The founder of The Root Glass Company, Chapman J Root, along with T. Clyde Edwards, Earl R Dean, and Alexander Samuelson, all took on the challenge to create a design for the competition. They worked together to incorporate a design modeled after the plant that inspired the soda. Even though they made a mistake and based the design on the cocoa plant rather than the coca plant it still was a successful idea. The mistake would not hinder the bottle's instant recognition around the world. The classic green color of the bottle was a result of the copper and mineral that is found in sand.
The Root Glass Company submitted the bottle design and won the National Coke Bottle design competition. This placed Terre Haute in history as the birthplace of the Coca-Cola bottle.
The success of winning the competition aided owner Chapman Root to acquired several bottling franchises that formed the Associated Coca-Cola Bottlers in 1939. The growth of the company became the country's largest independent Coke bottler for the next 30 years. Growing beyond what I am sure that Chapman Root could have ever imagined when he first opened The Root Glass Company. The Root family relocated its operations to Daytona Beach in 1949 and sold its ownership interest to the Coca-Cola Company in 1982.

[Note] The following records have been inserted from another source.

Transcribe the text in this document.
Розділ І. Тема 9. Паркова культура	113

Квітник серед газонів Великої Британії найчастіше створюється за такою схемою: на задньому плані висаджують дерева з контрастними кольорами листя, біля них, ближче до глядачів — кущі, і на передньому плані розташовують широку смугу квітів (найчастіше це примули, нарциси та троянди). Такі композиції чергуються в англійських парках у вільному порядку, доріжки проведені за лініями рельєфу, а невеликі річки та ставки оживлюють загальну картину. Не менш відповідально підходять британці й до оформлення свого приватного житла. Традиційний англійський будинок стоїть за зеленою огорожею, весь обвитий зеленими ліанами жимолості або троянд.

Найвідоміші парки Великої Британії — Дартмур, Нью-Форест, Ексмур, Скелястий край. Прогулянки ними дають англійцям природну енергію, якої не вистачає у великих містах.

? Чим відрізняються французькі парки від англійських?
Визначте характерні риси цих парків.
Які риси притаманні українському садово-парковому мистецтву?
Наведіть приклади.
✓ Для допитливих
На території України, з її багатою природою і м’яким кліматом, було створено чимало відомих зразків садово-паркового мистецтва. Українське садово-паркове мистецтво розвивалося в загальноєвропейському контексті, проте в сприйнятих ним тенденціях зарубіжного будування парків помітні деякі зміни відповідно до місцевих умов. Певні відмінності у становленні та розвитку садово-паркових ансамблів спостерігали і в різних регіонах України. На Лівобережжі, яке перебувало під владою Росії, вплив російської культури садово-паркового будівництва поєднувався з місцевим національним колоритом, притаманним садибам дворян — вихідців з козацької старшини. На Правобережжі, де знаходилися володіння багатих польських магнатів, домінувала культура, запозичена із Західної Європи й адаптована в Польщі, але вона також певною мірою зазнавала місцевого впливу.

The pride in Coca-Cola bottle design from The Root Glass Company is still felt within the community of Terre Haute today. A historical marker on the corner of 3rd Street and East Voorhees in Terre Haute where the Root Glass Company once stood marks its location where the business once stood. Terre Haute continues to embrace and remember their town as the birthplace of the Coca-Cola bottle. Today 6' Bottle sculptures now dot the city's landscape with giant Coca-Cola Bottles sculptures.

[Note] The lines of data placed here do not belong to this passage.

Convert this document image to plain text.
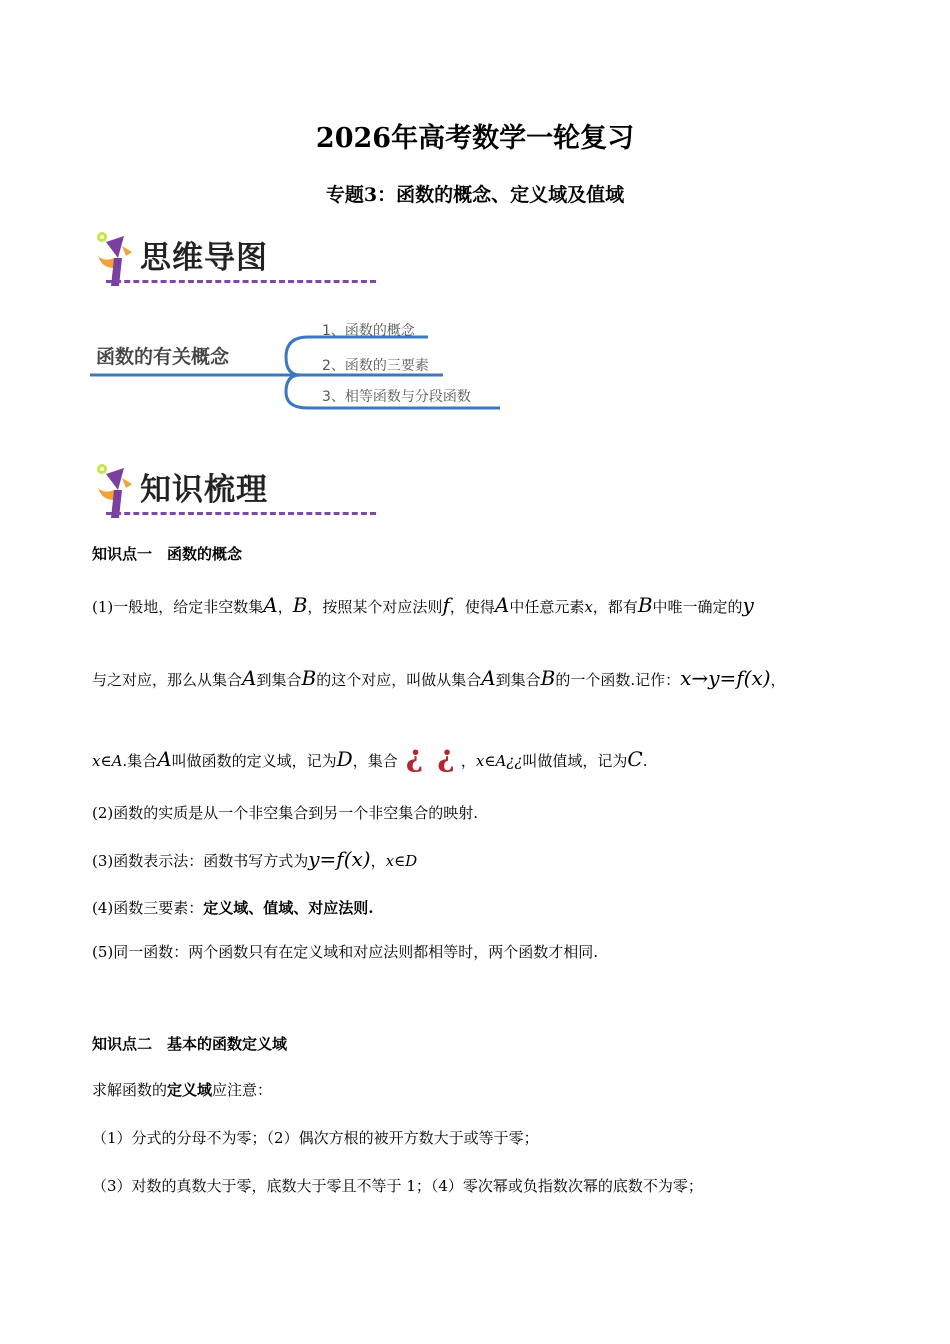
2026年高考数学一轮复习
专题3：函数的概念、定义域及值域
思维导图
函数的有关概念
1、函数的概念
2、函数的三要素
3、相等函数与分段函数
知识梳理
知识点一　函数的概念
(1)一般地，给定非空数集A，B，按照某个对应法则f，使得A中任意元素x，都有B中唯一确定的y
与之对应，那么从集合A到集合B的这个对应，叫做从集合A到集合B的一个函数.记作：x→y=f(x)，
x∈A.集合A叫做函数的定义域，记为D，集合 ¿ ¿ ，x∈A¿¿叫做值域，记为C.
(2)函数的实质是从一个非空集合到另一个非空集合的映射.
(3)函数表示法：函数书写方式为y=f(x)，x∈D
(4)函数三要素：定义域、值域、对应法则.
(5)同一函数：两个函数只有在定义域和对应法则都相等时，两个函数才相同.
知识点二　基本的函数定义域
求解函数的定义域应注意：
（1）分式的分母不为零；（2）偶次方根的被开方数大于或等于零；
（3）对数的真数大于零，底数大于零且不等于 1；（4）零次幂或负指数次幂的底数不为零；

Within my family research, I have not placed any of my ancestors to working at The Root Glass Company they may have walked by the business or even knew people who worked for the company. I felt it is extremely cool that I can connect my ancestors' hometown to an event that took place in history. You never know what you might learn by simply learning about historical events that took place in your ancestors' communities.